Programmed cell death is a process by which unwanted cells are intentionally removed, due to either physiological or pathological reasons. Morphological appearance of the dying cells and the death program (molecular and cellular death pathways) can differ remarkably between cell types and death stimuli (Clarke, 1990; Zimmermann et al., 2001; Leist and Jäättelä, 2001). Currently, two death pathways have been described in detail: the death receptor (extrinsic) and mitochondrial (intrinsic) pathway. The extrinsic pathway is activated by tumour necrosis factor receptor superfamily death receptor ligation (Vincenz, 2001). The death-inducing signaling complex, assembled directly at the death receptors, activates the initiator caspase-8 that in turn activates caspases-3, -6 and -7. Activation of the intrinsic death pathway leads to release of cytochrome c (but also other apoptotic molecules) from the mitochondrial intermembrane space to the cytosol. Cytosolic cytochrome c triggers formation of the apoptosome that activates the initiator caspase-9 followed by activation of caspase-3, -6 and -7. It was shown recently that caspase-2 is activated upstream of mitochondria and may participate in the activation of mitochondria-related death events (Guo et al., 2002; Lassus et al., 2002; Read et al., 2002).
Mitochondrial death pathway is triggered by different modes of cellular stress and in some cells by removal (deprivation) of survival (trophic) factors. The well-characterized example of such cells is the neonatal mouse or rat sympathetic neurons that critically depend on nerve growth factor (NGF) for survival. Withdrawal of NGF from the cultured sympathetic neurons leads to the following events. The protein levels and phosphorylation of transcription factor c-Jun are increased (Estus et al., 1994; Ham et al., 1995; Virdee et al., 1997; Eilers et al., 1998), pro-apoptotic protein Bax is translocated from the cytosol to the mitochondria Deckwerth et al., 1996; Putcha et al., 1999), cytochrome c is released from the mitochondria to the cytosol (Deshmukh and Johnson, 1998; Neame et al., 1998; Martinou et al., 1999) together with Smac/DIABLO, a protein that releases caspases from the Inhibitor of Apoptosis Proteins (Deshmukh et al., 2002). As a result, caspase-9, caspase-3 (Deshmukh et al., 2000; Deshmukh et al., 2002) but also caspase-2 (Troy et al., 2001) are activated. All these events are critically required for the NGF deprivation-induced death. The neurons then exhibit classical features of apoptosis, including condensation of chromatin, cleavage of DNA but also increased autophagy (Martin et al., 1988; Pittman et al., 1993; Edwards and Tolkovsky, 1994; Xue et al., 1999) and die finally in the culture by secondary necrosis.
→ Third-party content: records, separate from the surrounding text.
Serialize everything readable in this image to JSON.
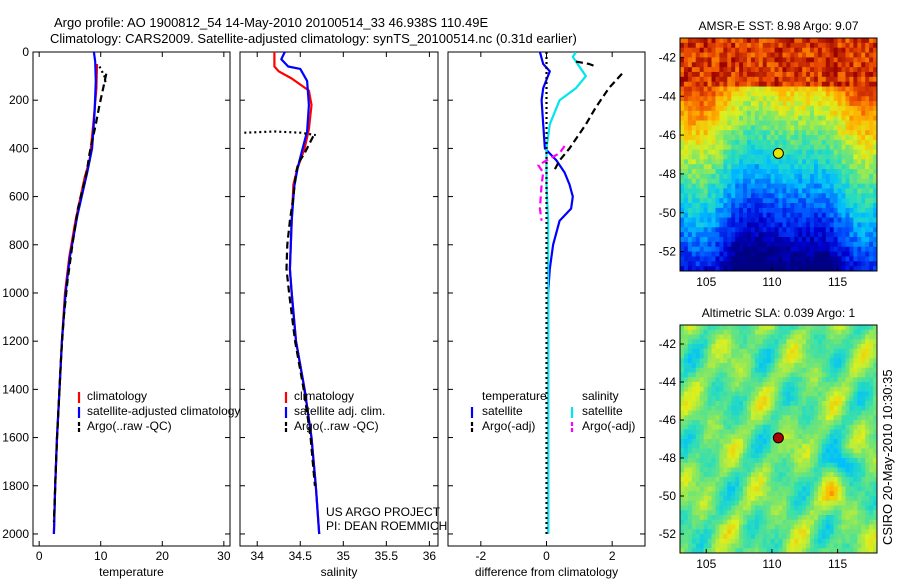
{
  "header": {
    "line1": "Argo profile: AO 1900812_54 14-May-2010 20100514_33 46.938S 110.49E",
    "line2": "Climatology: CARS2009. Satellite-adjusted climatology: synTS_20100514.nc (0.31d earlier)"
  },
  "side_label": "CSIRO 20-May-2010 10:30:35",
  "chart_data": [
    {
      "id": "temperature",
      "type": "line",
      "xlabel": "temperature",
      "ylabel": "",
      "xlim": [
        -1,
        31
      ],
      "ylim": [
        2050,
        0
      ],
      "xticks": [
        0,
        10,
        20,
        30
      ],
      "yticks": [
        0,
        200,
        400,
        600,
        800,
        1000,
        1200,
        1400,
        1600,
        1800,
        2000
      ],
      "legend": [
        {
          "label": "climatology",
          "color": "#ff0000",
          "dash": "solid"
        },
        {
          "label": "satellite-adjusted climatology",
          "color": "#0000ff",
          "dash": "solid"
        },
        {
          "label": "Argo(..raw -QC)",
          "color": "#000000",
          "dash": "dashed"
        }
      ],
      "series": [
        {
          "color": "#ff0000",
          "dash": "solid",
          "points": [
            [
              9.4,
              50
            ],
            [
              9.3,
              150
            ],
            [
              8.8,
              300
            ],
            [
              8.2,
              450
            ],
            [
              7.4,
              520
            ],
            [
              5.9,
              700
            ],
            [
              4.9,
              850
            ],
            [
              4.2,
              1000
            ],
            [
              3.7,
              1200
            ],
            [
              3.3,
              1400
            ],
            [
              2.9,
              1600
            ],
            [
              2.6,
              1800
            ],
            [
              2.4,
              2000
            ]
          ]
        },
        {
          "color": "#0000ff",
          "dash": "solid",
          "points": [
            [
              8.9,
              0
            ],
            [
              9.1,
              40
            ],
            [
              9.2,
              120
            ],
            [
              9.0,
              250
            ],
            [
              8.6,
              400
            ],
            [
              7.8,
              500
            ],
            [
              6.2,
              680
            ],
            [
              5.0,
              850
            ],
            [
              4.3,
              1000
            ],
            [
              3.7,
              1200
            ],
            [
              3.3,
              1400
            ],
            [
              2.9,
              1600
            ],
            [
              2.6,
              1800
            ],
            [
              2.4,
              2000
            ]
          ]
        },
        {
          "color": "#000000",
          "dash": "dashed",
          "points": [
            [
              10.9,
              90
            ],
            [
              10.4,
              150
            ],
            [
              9.8,
              220
            ],
            [
              9.2,
              300
            ],
            [
              8.2,
              420
            ],
            [
              7.7,
              500
            ],
            [
              6.3,
              650
            ],
            [
              5.4,
              800
            ],
            [
              4.6,
              950
            ],
            [
              4.0,
              1100
            ],
            [
              3.6,
              1250
            ],
            [
              3.3,
              1400
            ],
            [
              2.9,
              1600
            ],
            [
              2.6,
              1800
            ],
            [
              2.4,
              1950
            ]
          ]
        },
        {
          "color": "#000000",
          "dash": "dotted",
          "points": [
            [
              9.8,
              60
            ],
            [
              10.6,
              100
            ],
            [
              10.8,
              130
            ]
          ]
        }
      ]
    },
    {
      "id": "salinity",
      "type": "line",
      "xlabel": "salinity",
      "ylabel": "",
      "xlim": [
        33.8,
        36.1
      ],
      "ylim": [
        2050,
        0
      ],
      "xticks": [
        34,
        34.5,
        35,
        35.5,
        36
      ],
      "yticks": [
        0,
        200,
        400,
        600,
        800,
        1000,
        1200,
        1400,
        1600,
        1800,
        2000
      ],
      "legend": [
        {
          "label": "climatology",
          "color": "#ff0000",
          "dash": "solid"
        },
        {
          "label": "satellite adj. clim.",
          "color": "#0000ff",
          "dash": "solid"
        },
        {
          "label": "Argo(..raw -QC)",
          "color": "#000000",
          "dash": "dashed"
        }
      ],
      "annotations": [
        "US ARGO PROJECT",
        "PI: DEAN ROEMMICH"
      ],
      "series": [
        {
          "color": "#ff0000",
          "dash": "solid",
          "points": [
            [
              34.2,
              0
            ],
            [
              34.2,
              60
            ],
            [
              34.25,
              80
            ],
            [
              34.4,
              110
            ],
            [
              34.6,
              160
            ],
            [
              34.63,
              220
            ],
            [
              34.6,
              320
            ],
            [
              34.55,
              400
            ],
            [
              34.47,
              480
            ],
            [
              34.42,
              550
            ],
            [
              34.4,
              700
            ],
            [
              34.38,
              900
            ],
            [
              34.4,
              1000
            ],
            [
              34.45,
              1200
            ],
            [
              34.55,
              1400
            ],
            [
              34.63,
              1600
            ],
            [
              34.68,
              1800
            ],
            [
              34.72,
              2000
            ]
          ]
        },
        {
          "color": "#0000ff",
          "dash": "solid",
          "points": [
            [
              34.32,
              0
            ],
            [
              34.28,
              30
            ],
            [
              34.36,
              60
            ],
            [
              34.5,
              70
            ],
            [
              34.58,
              120
            ],
            [
              34.6,
              220
            ],
            [
              34.58,
              330
            ],
            [
              34.52,
              410
            ],
            [
              34.47,
              480
            ],
            [
              34.43,
              560
            ],
            [
              34.4,
              700
            ],
            [
              34.38,
              900
            ],
            [
              34.4,
              1000
            ],
            [
              34.45,
              1200
            ],
            [
              34.55,
              1400
            ],
            [
              34.63,
              1600
            ],
            [
              34.68,
              1800
            ],
            [
              34.72,
              2000
            ]
          ]
        },
        {
          "color": "#000000",
          "dash": "dashed",
          "points": [
            [
              34.65,
              350
            ],
            [
              34.55,
              420
            ],
            [
              34.48,
              460
            ],
            [
              34.45,
              500
            ],
            [
              34.42,
              600
            ],
            [
              34.38,
              700
            ],
            [
              34.35,
              800
            ],
            [
              34.34,
              900
            ],
            [
              34.37,
              1000
            ],
            [
              34.44,
              1200
            ],
            [
              34.54,
              1400
            ],
            [
              34.62,
              1600
            ],
            [
              34.67,
              1800
            ]
          ]
        },
        {
          "color": "#000000",
          "dash": "dotted",
          "points": [
            [
              33.85,
              335
            ],
            [
              34.2,
              330
            ],
            [
              34.5,
              335
            ],
            [
              34.68,
              345
            ]
          ]
        }
      ]
    },
    {
      "id": "difference",
      "type": "line",
      "xlabel": "difference from climatology",
      "ylabel": "",
      "xlim": [
        -3,
        3
      ],
      "ylim": [
        2050,
        0
      ],
      "xticks": [
        -2,
        0,
        2
      ],
      "yticks": [
        0,
        200,
        400,
        600,
        800,
        1000,
        1200,
        1400,
        1600,
        1800,
        2000
      ],
      "legend_groups": [
        {
          "title": "temperature",
          "entries": [
            {
              "label": "satellite",
              "color": "#0000ff",
              "dash": "solid"
            },
            {
              "label": "Argo(-adj)",
              "color": "#000000",
              "dash": "dashed"
            }
          ]
        },
        {
          "title": "salinity",
          "entries": [
            {
              "label": "satellite",
              "color": "#00e5ee",
              "dash": "solid"
            },
            {
              "label": "Argo(-adj)",
              "color": "#ff00ff",
              "dash": "dashed"
            }
          ]
        }
      ],
      "series": [
        {
          "color": "#0000ff",
          "dash": "solid",
          "points": [
            [
              -0.2,
              0
            ],
            [
              -0.1,
              50
            ],
            [
              0.1,
              80
            ],
            [
              -0.1,
              150
            ],
            [
              -0.15,
              200
            ],
            [
              -0.1,
              300
            ],
            [
              -0.05,
              400
            ],
            [
              0.3,
              450
            ],
            [
              0.55,
              500
            ],
            [
              0.7,
              550
            ],
            [
              0.8,
              600
            ],
            [
              0.75,
              650
            ],
            [
              0.4,
              700
            ],
            [
              0.2,
              800
            ],
            [
              0.1,
              900
            ],
            [
              0.05,
              1000
            ],
            [
              0.05,
              1200
            ],
            [
              0.05,
              1500
            ],
            [
              0.05,
              2000
            ]
          ]
        },
        {
          "color": "#00e5ee",
          "dash": "solid",
          "points": [
            [
              0.9,
              0
            ],
            [
              0.8,
              20
            ],
            [
              1.0,
              60
            ],
            [
              1.2,
              100
            ],
            [
              0.9,
              150
            ],
            [
              0.4,
              200
            ],
            [
              0.1,
              300
            ],
            [
              0.0,
              400
            ],
            [
              0.0,
              550
            ],
            [
              0.05,
              700
            ],
            [
              0.05,
              800
            ],
            [
              0.05,
              1000
            ],
            [
              0.05,
              1200
            ],
            [
              0.05,
              1500
            ],
            [
              0.05,
              2000
            ]
          ]
        },
        {
          "color": "#000000",
          "dash": "dashed",
          "points": [
            [
              2.3,
              90
            ],
            [
              1.9,
              150
            ],
            [
              1.5,
              230
            ],
            [
              1.2,
              300
            ],
            [
              0.7,
              400
            ],
            [
              0.4,
              450
            ],
            [
              0.2,
              500
            ]
          ]
        },
        {
          "color": "#000000",
          "dash": "dashed",
          "points": [
            [
              0.9,
              40
            ],
            [
              1.3,
              50
            ],
            [
              1.5,
              60
            ]
          ]
        },
        {
          "color": "#ff00ff",
          "dash": "dashed",
          "points": [
            [
              0.55,
              390
            ],
            [
              0.4,
              420
            ],
            [
              0.0,
              450
            ],
            [
              -0.25,
              470
            ],
            [
              -0.1,
              500
            ],
            [
              -0.15,
              550
            ],
            [
              -0.2,
              650
            ],
            [
              -0.15,
              700
            ]
          ]
        },
        {
          "color": "#000000",
          "dash": "dotted",
          "points": [
            [
              0,
              0
            ],
            [
              0,
              2000
            ]
          ]
        }
      ]
    },
    {
      "id": "sst_map",
      "type": "heatmap",
      "title": "AMSR-E SST: 8.98 Argo: 9.07",
      "xlim": [
        103,
        118
      ],
      "ylim": [
        -53,
        -41
      ],
      "xticks": [
        105,
        110,
        115
      ],
      "yticks": [
        -42,
        -44,
        -46,
        -48,
        -50,
        -52
      ],
      "marker": {
        "lon": 110.49,
        "lat": -46.94,
        "color": "#e6e600"
      }
    },
    {
      "id": "sla_map",
      "type": "heatmap",
      "title": "Altimetric SLA: 0.039 Argo: 1",
      "xlim": [
        103,
        118
      ],
      "ylim": [
        -53,
        -41
      ],
      "xticks": [
        105,
        110,
        115
      ],
      "yticks": [
        -42,
        -44,
        -46,
        -48,
        -50,
        -52
      ],
      "marker": {
        "lon": 110.49,
        "lat": -46.94,
        "color": "#aa0000"
      }
    }
  ]
}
In addition to these two, several other death pathways exist (Clarke, 1990; Leist and Jäättelä, 2001) but these remain largely unknown. Cells in which the intrinsic apoptotic pathway is blocked can still be induced to die, both in vitro and in vivo, often with nonapoptotic ultrastructure (Yaginuma et al., 2001; Oppenheim et al., 2001; Zaidi et al., 2001; Marsden et al., 2002). Recently, novel death pathways have been proposed for the dependence receptors that trigger death by a novel mechanism, when not occupied with their cognate ligands, whereas ligation of the receptors blocks death (Rabizadeh et al., 1993; Ellerby et al., 1999; Bordeaux et al., 2000; Llambi et al., 2001; Thibert et al., 2003). In the case of the Deleted in Colorectal Cancer receptor, this mechanism includes direct interaction of caspases with the receptor and does not require the death receptors or mitochondrial pathways. Certainly further death pathways exist.
NGF is currently the best-characterized neurotrophic factor. Although many more neurotrophic factors are known that promote survival of different types of neurons (Huang and Reichardt, 2001), the death pathways activated by their withdrawal are virtually unstudied. Glial cell line-derived neurotrophic factor (GDNF) (Airaksinen and Saarma, 2002) is a neurotrophic factor that promotes survival of several neuronal populations, including neonatal rat sympathetic neurons (Kotzbauer et al., 1996). NGF and GDNF signal via different receptor systems: TrkA/p75 for NGF and Ret/GFRα1 complex for GDNF. We compared the death programs triggered in the same cell type (sympathetic neurons) by removal of two different neurotrophic factors (NGF or GDNF). Surprisingly we found that the death pathways activated in these two cases differ considerably.